Are Cricket Bars safe to eat?
You may have heard about energy bars made with ground-up crickets. There are Exo energy bars, and The Original Cricket Energy Bar called Chapul, both made with crickets…yum! Bitty Foods sells cricket flour for $20, and chocolate cookies that contain this same cricket flour. Per Outside Magazine’s March issue, “insect meal” is a “superfood” that “has more protein than a wild-caught salmon…more iron than beef, more calcium than milk and plenty of the B vitamins absent from vegetable-based protein sources like hemp and soy” (pg. 44).I’ve been looking for another source of protein that’s not from dairy or soy, but it got me thinking…bugs are gross. Cockroaches can carry pathogens, bacteria and salmonella. Bed bugs carry MRSA and VRE. Are crickets safe to eat? How do these manufactures clean these pests and make sure they won’t make us sick?

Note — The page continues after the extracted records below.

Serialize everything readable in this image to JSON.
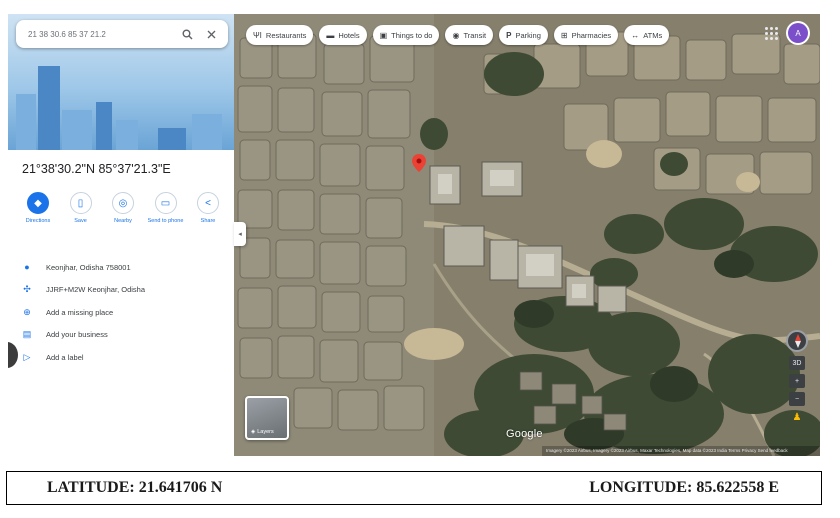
{
  "search": {
    "value": "21 38 30.6 85 37 21.2",
    "search_icon": "search-icon",
    "close_icon": "close-icon"
  },
  "place": {
    "coordinates": "21°38'30.2\"N 85°37'21.3\"E"
  },
  "actions": [
    {
      "label": "Directions",
      "icon": "directions-icon"
    },
    {
      "label": "Save",
      "icon": "bookmark-icon"
    },
    {
      "label": "Nearby",
      "icon": "nearby-icon"
    },
    {
      "label": "Send to phone",
      "icon": "phone-icon"
    },
    {
      "label": "Share",
      "icon": "share-icon"
    }
  ],
  "info_rows": [
    {
      "text": "Keonjhar, Odisha 758001",
      "icon": "location-pin-icon"
    },
    {
      "text": "JJRF+M2W Keonjhar, Odisha",
      "icon": "plus-code-icon"
    },
    {
      "text": "Add a missing place",
      "icon": "add-place-icon"
    },
    {
      "text": "Add your business",
      "icon": "business-icon"
    },
    {
      "text": "Add a label",
      "icon": "label-icon"
    }
  ],
  "chips": [
    {
      "label": "Restaurants",
      "icon": "restaurant-icon"
    },
    {
      "label": "Hotels",
      "icon": "hotel-icon"
    },
    {
      "label": "Things to do",
      "icon": "camera-icon"
    },
    {
      "label": "Transit",
      "icon": "transit-icon"
    },
    {
      "label": "Parking",
      "icon": "parking-icon"
    },
    {
      "label": "Pharmacies",
      "icon": "pharmacy-icon"
    },
    {
      "label": "ATMs",
      "icon": "atm-icon"
    }
  ],
  "account": {
    "initial": "A"
  },
  "map": {
    "layers_label": "Layers",
    "logo": "Google",
    "attribution": "Imagery ©2023 Airbus, Imagery ©2023 Airbus, Maxar Technologies, Map data ©2023   India   Terms   Privacy   Send feedback",
    "zoom_in": "+",
    "zoom_out": "−",
    "view_3d": "3D"
  },
  "caption": {
    "latitude": "LATITUDE: 21.641706 N",
    "longitude": "LONGITUDE: 85.622558 E"
  },
  "colors": {
    "accent": "#1a73e8",
    "pin": "#ea4335",
    "avatar": "#7b4fc9"
  }
}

I contacted these three companies: Exo, Chapul and Bitty Foods. When I wrote to Exo, their email info@exo.com bounced. There were no other ways to contact them that I found on their website. Chapul never responded. Bitty is the only company that wrote me back. This is their reply: “crickets do not carry any diseases that are communicable to humans. Furthermore, the heat from roasting process (where we dry the crickets prior to grinding them into a fine powder) kills any and all bacteria.”
Processed foods usually have some bug parts, it’s inevitable. No food is 100% safe anyway. I haven’t seen any cricket bars in stores yet and probably won’t buy them unless they’re on sale. Those bugs are pricy!